Fünfzig Prozent meiner Arbeitszeit kümmere ich mich um die Ausreise derer, die nicht bleiben dürfen, und fünfzig Prozent, um die zu integrieren, die bleiben. Sie sollen die Sprache lernen und man muss sehen, dass sie Wohnraum kriegen. Ich bin immer wieder erstaunt und voller Respekt, wie es Helferkreisen gelingt, private Wohnungen für einzelne aufzutun. Und dann brauchen sie Jobs. Wichtig ist auch, dass sie in die Gemeinschaft eingebunden werden, das gelingt in den dörflichen Gemeinschaften, etwa auch durch die Vereine, gut.

Olching: GYMNASIUM - Erste Alphabetisierungsklasse

Spracherwerb als wichtigste Voraussetzung Integration: Die erste Alphabetisierungsklasse für flüchtlinge am Gymnasium Olching.

(Foto: Johannes Simon)

Unschöne Schlagzeilen gemacht hat in diesem Jahr der Brucker Schlachthof. Das Landratsamt hat ihn nach Verstößen gegen das Tierschutzgesetz geschlossen. Haben die Kontrollen versagt?
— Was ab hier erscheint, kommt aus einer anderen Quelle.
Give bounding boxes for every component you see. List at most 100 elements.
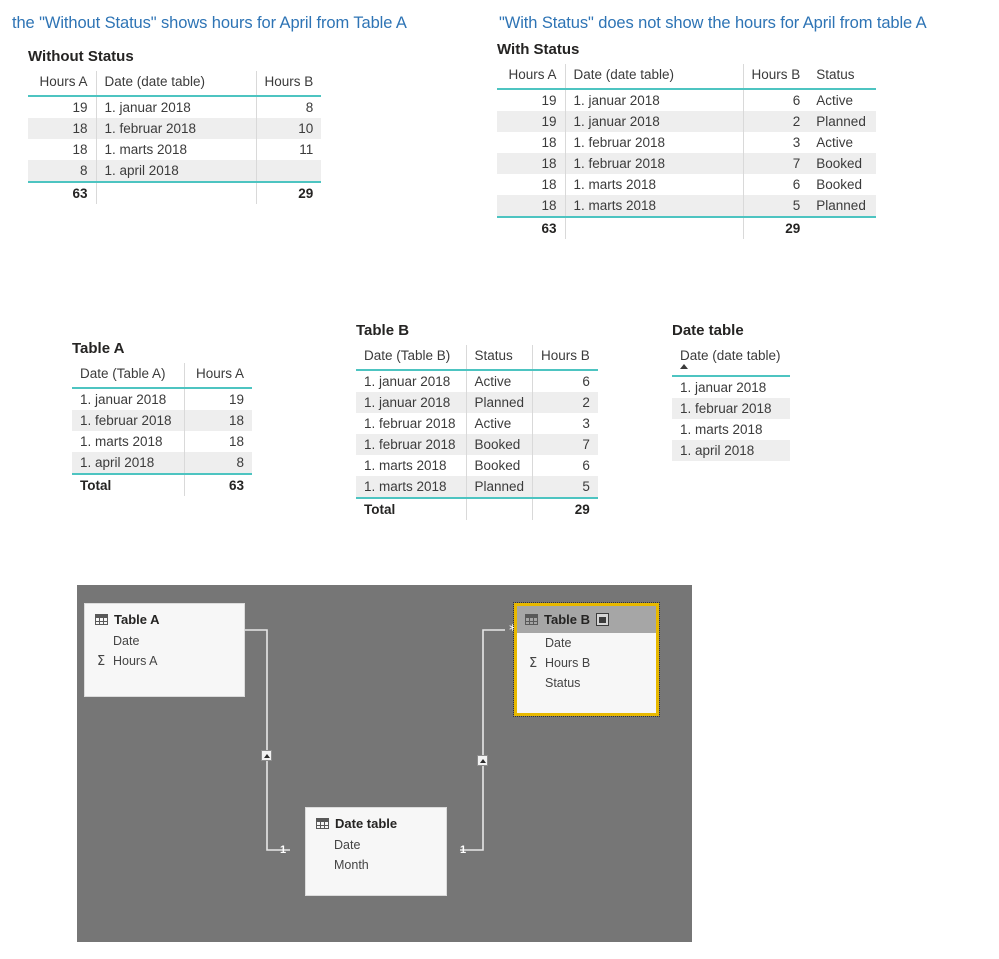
- cell-hours-a: 8: [28, 160, 96, 182]
- cross-filter-arrow-icon[interactable]: [261, 750, 272, 761]
- sigma-aggregate-icon: Σ: [97, 653, 106, 669]
- cell-date: 1. januar 2018: [80, 392, 167, 407]
- column-header-hours-a[interactable]: Hours A: [28, 71, 96, 97]
- column-header-date-table-b[interactable]: Date (Table B): [356, 345, 466, 371]
- visual-date-table[interactable]: Date table Date (date table) 1. januar 2…: [672, 322, 790, 461]
- table-row[interactable]: 1. februar 2018 Active 3: [356, 413, 598, 434]
- column-header-status[interactable]: Status: [465, 345, 533, 371]
- table-row[interactable]: 1. januar 2018 19: [72, 388, 252, 410]
- table-header-row: Hours A Date (date table) Hours B Status: [497, 64, 877, 90]
- table-row[interactable]: 1. februar 2018 18: [72, 410, 252, 431]
- table-row[interactable]: 1. marts 2018 Planned 5: [356, 476, 598, 498]
- table-row[interactable]: 1. februar 2018 Booked 7: [356, 434, 598, 455]
- model-field-label: Date: [113, 634, 140, 648]
- table-table-b[interactable]: Date (Table B) Status Hours B 1. januar …: [356, 345, 598, 520]
- table-row[interactable]: 1. januar 2018 Planned 2: [356, 392, 598, 413]
- cell-hours-b: 5: [742, 195, 809, 217]
- table-with-status[interactable]: Hours A Date (date table) Hours B Status…: [497, 64, 877, 239]
- cell-hours-a: 18: [28, 118, 96, 139]
- model-field-date[interactable]: Date: [85, 631, 244, 651]
- expand-collapse-icon[interactable]: [596, 613, 609, 626]
- model-card-table-a[interactable]: Table A Date Σ Hours A: [84, 603, 245, 697]
- column-header-hours-b[interactable]: Hours B: [255, 71, 322, 97]
- table-row[interactable]: 1. januar 2018: [672, 376, 790, 398]
- column-header-date-date-table[interactable]: Date (date table): [672, 345, 790, 377]
- cell-date: 1. januar 2018: [95, 96, 256, 118]
- column-header-date[interactable]: Date (date table): [564, 64, 743, 90]
- table-row[interactable]: 1. marts 2018 Booked 6: [356, 455, 598, 476]
- cross-filter-arrow-icon[interactable]: [477, 755, 488, 766]
- table-without-status[interactable]: Hours A Date (date table) Hours B 19 1. …: [28, 71, 322, 204]
- model-diagram-canvas[interactable]: * 1 * 1 Table A Date Σ Hours A Table B D…: [77, 585, 692, 942]
- model-field-date[interactable]: Date: [517, 633, 656, 653]
- cell-status: Booked: [465, 434, 533, 455]
- table-row[interactable]: 18 1. marts 2018 6 Booked: [497, 174, 876, 195]
- cell-date: 1. januar 2018: [364, 374, 451, 389]
- table-row[interactable]: 19 1. januar 2018 8: [28, 96, 322, 118]
- cell-date: 1. april 2018: [95, 160, 256, 182]
- table-header-row: Hours A Date (date table) Hours B: [28, 71, 322, 97]
- cell-status: Planned: [808, 195, 877, 217]
- column-header-label: Date (date table): [680, 348, 781, 363]
- table-row[interactable]: 19 1. januar 2018 2 Planned: [497, 111, 877, 132]
- cell-date: 1. marts 2018: [564, 195, 743, 217]
- column-header-hours-a[interactable]: Hours A: [497, 64, 565, 90]
- column-header-hours-b[interactable]: Hours B: [532, 345, 598, 371]
- sort-ascending-icon[interactable]: [680, 364, 688, 369]
- table-row[interactable]: 1. januar 2018 Active 6: [356, 370, 598, 392]
- table-table-a[interactable]: Date (Table A) Hours A 1. januar 2018 19…: [72, 363, 252, 496]
- model-field-hours-a[interactable]: Σ Hours A: [85, 651, 244, 671]
- cell-date: 1. marts 2018: [680, 422, 763, 437]
- total-hours-b: 29: [742, 216, 809, 239]
- caption-without-status: the "Without Status" shows hours for Apr…: [12, 14, 407, 32]
- cell-status: Active: [816, 93, 854, 108]
- table-row[interactable]: 8 1. april 2018: [28, 160, 322, 182]
- table-row[interactable]: 18 1. februar 2018 3 Active: [497, 132, 876, 153]
- cell-hours-a: 19: [497, 111, 565, 132]
- table-row[interactable]: 18 1. marts 2018 5 Planned: [497, 195, 877, 217]
- cell-hours-b: 7: [532, 434, 598, 455]
- table-date-table[interactable]: Date (date table) 1. januar 2018 1. febr…: [672, 345, 790, 461]
- visual-table-a[interactable]: Table A Date (Table A) Hours A 1. januar…: [72, 340, 252, 496]
- column-header-date-table-a[interactable]: Date (Table A): [72, 363, 184, 389]
- model-field-hours-b[interactable]: Σ Hours B: [517, 653, 656, 673]
- model-card-table-b[interactable]: Table B Date Σ Hours B Status: [513, 602, 660, 717]
- cell-status: Booked: [465, 455, 533, 476]
- table-row[interactable]: 1. februar 2018: [672, 398, 790, 419]
- column-header-date[interactable]: Date (date table): [95, 71, 256, 97]
- model-field-month[interactable]: Month: [306, 855, 446, 875]
- visual-without-status[interactable]: Without Status Hours A Date (date table)…: [28, 48, 322, 204]
- table-total-row: Total 63: [72, 473, 252, 496]
- cell-hours-b: 3: [742, 132, 809, 153]
- table-row[interactable]: 1. marts 2018 18: [72, 431, 252, 452]
- model-field-status[interactable]: Status: [517, 673, 656, 693]
- cell-status: Booked: [816, 177, 863, 192]
- model-field-date[interactable]: Date: [306, 835, 446, 855]
- table-row[interactable]: 18 1. februar 2018 7 Booked: [497, 153, 877, 174]
- model-card-name: Date table: [335, 816, 398, 831]
- column-header-status[interactable]: Status: [808, 64, 877, 90]
- visual-title-date-table: Date table: [672, 322, 744, 339]
- table-row[interactable]: 19 1. januar 2018 6 Active: [497, 89, 876, 111]
- cell-date: 1. januar 2018: [564, 111, 743, 132]
- visual-table-b[interactable]: Table B Date (Table B) Status Hours B 1.…: [356, 322, 598, 520]
- model-card-date-table[interactable]: Date table Date Month: [305, 807, 447, 896]
- table-row[interactable]: 1. marts 2018: [672, 419, 790, 440]
- column-header-hours-a[interactable]: Hours A: [183, 363, 252, 389]
- table-row[interactable]: 18 1. februar 2018 10: [28, 118, 322, 139]
- cell-date: 1. januar 2018: [564, 89, 743, 111]
- cell-date: 1. januar 2018: [356, 392, 466, 413]
- cell-status: Planned: [465, 476, 533, 498]
- table-row[interactable]: 1. april 2018 8: [72, 452, 252, 474]
- total-hours-a: 63: [183, 473, 252, 496]
- cell-hours-b: 6: [742, 174, 809, 195]
- cell-date: 1. april 2018: [672, 440, 790, 461]
- table-row[interactable]: 18 1. marts 2018 11: [28, 139, 322, 160]
- cell-hours-b: [255, 160, 322, 182]
- total-hours-a: 63: [28, 181, 96, 204]
- visual-with-status[interactable]: With Status Hours A Date (date table) Ho…: [497, 41, 877, 239]
- total-hours-b: 29: [255, 181, 322, 204]
- cell-date: 1. februar 2018: [95, 118, 256, 139]
- column-header-hours-b[interactable]: Hours B: [742, 64, 809, 90]
- table-row[interactable]: 1. april 2018: [672, 440, 790, 461]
Es ist eine Frage der Wertung. Wenn die Polizei nach dem fünften Einbruch jemanden festnimmt: Ist sie dann erfolgreich oder eben nicht, weil es erst im fünften Versuch gelungen ist? Es wird so getan, als hätte man den Missständen zugeschaut. Wenn aber ein Kontrolleur kommt, stellt sich keiner hin und tut vor dessen Augen was Verbotenes. Es ist also nicht leicht, Verstöße in diesem Bereich aufzudecken.

Sie hatten gesagt: Wenn man der Ansicht sei, das Tier müsse zu Tode gestreichelt werden, dann sei das Kilo Fleisch nicht für fünf oder sechs Euro zu haben. Ist Ihnen egal, wie ein Tier geschlachtet wird?

Mir liegt das Tierwohl durchaus am Herzen, ich versuche auch beim Einkauf darauf zu achten. Aber es ist scheinheilig, wenn die Menschen ein fertig zubereitetes Grillhähnchen für zwei Euro kaufen und meinen, das sei Bio. Kontrollen sollen darauf achten, ob ein Fehler systembedingt ist, und ihn dann abstellen. Es ist wichtig, Fehler zu minimieren, aber eine fehlerfreie Welt gibt es nicht.

Deutschland hat auch drei Monate nach der Bundestagswahl noch keine Regierung. Fürchten Sie eine neuerliche große Koalition und können Sie sich immer noch über Angela Merkel freuen?

Ich hätte Jamaika gerne gehabt, ein Freund der großen Koalition bin ich nicht. Die bürgerlichen Sozialdemokraten sind mit Frau Merkel ja gut bedient, das macht es für die SPD schwer. Ich glaube dennoch, dass es eine Groko geben wird. Was Angela Merkel angeht: Es ist schwierig, wenn jemand in der Führerscheinprüfung die ganze Zeit gut fährt, aber dann am Ende bei Rot über die Ampel. Sie hat in vielen Teilen hervorragende Politik gemacht und hält Europa zusammen. Aber ich habe nie einen Hehl daraus gemacht, dass ich ihre Flüchtlingspolitik für dramatisch verfehlt halte. Das ist ein Fehler, der nicht aufgearbeitet ist und der uns nachhaltig fordert. Bei einem Wahlergebnis von 33 Prozent haben halt 67 Prozent nicht Merkel gewählt, das muss man analysieren.